What was your experience with fitness like prior to Progression?
I used to be very much into long distance running. I ran two full marathons, four halves, and an assortment of 5K’s, 10K’s, and 15K’s. I also worked with a personal trainer for a while and frequented the typical fitness center fairly regularly.
What was your biggest fear when you started at Progression?
My biggest fear was that I wouldn’t be able to actually do any of the workouts or would hurt myself trying.
Favorite cheat day meal?
Pizza and a great beer, (the darker the better!)
What goal(s) are you currently chasing?
So many! Generally, I am working towards increasing my upper body strength and improving my Olympic lifts. Specific goals include toe to bars, pistols, double under’s, a 300 lb. deadlift, and the ever elusive pull up.

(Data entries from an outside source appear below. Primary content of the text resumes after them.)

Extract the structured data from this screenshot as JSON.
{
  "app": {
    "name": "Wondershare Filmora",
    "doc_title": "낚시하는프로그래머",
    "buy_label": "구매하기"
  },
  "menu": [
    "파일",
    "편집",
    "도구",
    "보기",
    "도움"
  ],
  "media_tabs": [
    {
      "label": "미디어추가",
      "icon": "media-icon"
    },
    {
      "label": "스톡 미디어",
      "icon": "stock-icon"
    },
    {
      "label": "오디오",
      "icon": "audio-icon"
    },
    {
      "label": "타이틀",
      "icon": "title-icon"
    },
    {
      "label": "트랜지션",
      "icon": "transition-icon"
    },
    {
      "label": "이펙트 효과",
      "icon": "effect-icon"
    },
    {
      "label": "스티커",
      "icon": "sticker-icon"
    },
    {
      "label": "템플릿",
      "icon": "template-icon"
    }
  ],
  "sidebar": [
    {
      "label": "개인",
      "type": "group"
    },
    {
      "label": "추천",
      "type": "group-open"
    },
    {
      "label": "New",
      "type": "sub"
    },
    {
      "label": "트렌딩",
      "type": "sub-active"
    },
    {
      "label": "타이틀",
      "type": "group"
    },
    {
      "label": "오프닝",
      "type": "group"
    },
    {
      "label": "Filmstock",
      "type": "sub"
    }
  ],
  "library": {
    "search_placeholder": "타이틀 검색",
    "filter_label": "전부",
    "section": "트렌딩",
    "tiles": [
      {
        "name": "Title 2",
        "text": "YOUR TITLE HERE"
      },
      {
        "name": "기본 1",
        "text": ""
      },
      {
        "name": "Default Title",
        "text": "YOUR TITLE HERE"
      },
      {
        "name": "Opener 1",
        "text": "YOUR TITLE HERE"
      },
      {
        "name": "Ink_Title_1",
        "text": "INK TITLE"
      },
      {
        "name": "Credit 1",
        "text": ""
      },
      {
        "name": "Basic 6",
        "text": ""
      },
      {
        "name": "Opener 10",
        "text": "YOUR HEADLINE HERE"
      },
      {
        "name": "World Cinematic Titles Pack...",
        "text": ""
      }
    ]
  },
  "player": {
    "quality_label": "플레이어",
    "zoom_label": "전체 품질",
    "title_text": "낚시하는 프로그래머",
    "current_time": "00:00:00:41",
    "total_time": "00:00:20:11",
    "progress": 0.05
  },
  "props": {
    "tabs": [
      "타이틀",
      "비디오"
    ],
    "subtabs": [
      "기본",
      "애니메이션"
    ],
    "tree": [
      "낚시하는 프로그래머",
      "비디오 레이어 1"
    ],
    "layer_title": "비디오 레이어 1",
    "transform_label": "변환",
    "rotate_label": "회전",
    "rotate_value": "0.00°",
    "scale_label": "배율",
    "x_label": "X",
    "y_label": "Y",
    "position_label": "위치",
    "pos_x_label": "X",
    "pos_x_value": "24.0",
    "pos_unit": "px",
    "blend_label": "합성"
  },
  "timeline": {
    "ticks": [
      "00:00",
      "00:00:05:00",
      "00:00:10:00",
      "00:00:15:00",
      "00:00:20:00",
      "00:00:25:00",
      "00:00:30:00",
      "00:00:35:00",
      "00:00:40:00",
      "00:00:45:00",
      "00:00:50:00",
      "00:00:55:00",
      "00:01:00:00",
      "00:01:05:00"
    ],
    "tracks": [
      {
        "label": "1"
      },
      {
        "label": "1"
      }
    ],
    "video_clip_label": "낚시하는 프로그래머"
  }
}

What’s the hardest part about your fitness journey at the moment?
For me, it can be overcoming the negative mental self-talk. Sometimes I see a WOD and start to think, “I can’t do this, why am I even trying”? However, I have realized that those workouts are the ones that I need to do the most and I always leave with a sense of accomplishment.
What’s one thing your fellow CFP’ers would be surprised to learn about you?
I was an in-home child care provider for four years while my boys were younger. I quit my job, started my own business and never regretted it for a minute. The years I got to spend at home with my boys and the children I cared for were some of my most special moments. But it was definitely hard work.
What’s your favorite piece of advice you’ve gotten from a coach at Progression?
So much good advice! My favorites are: “stick your butt out” for anything involving squats, (I have isssues), and “every day, be just a little bit better than you were yesterday”.
How has your outlook on health/fitness changed since starting at Progression?
I look forward to finding out what I am capable of doing instead of dreading workouts. Working out is no longer a means to an end or something that I have to do. It’s something that I WANT to do. I have also discovered how much I love barbell work.
What has been your fondest memory during your time at Progression?
The moment that I realized that fear is more of a limitation to my physical abilities than my body is. It was a completely random moment during a WOD, but it was a definite turning point for me in my fitness journey.
Why do you think you’ve stuck with Progression?
I love the challenge and being able to see progress. There is nothing like the feeling of accomplishing something you weren’t able to do previously. That and the supportive environment at CFP are the reasons I have stuck with it.
What would be your one piece of advice for someone who’s just joining Progression?
Make a commitment to attend consistently for at least three months. You will discover the sense of community in the gym, get to know people, get to know your coaches, and start to discover abilities that you never knew you had. THAT is what Progression is all about. And don’t be afraid to ask for help!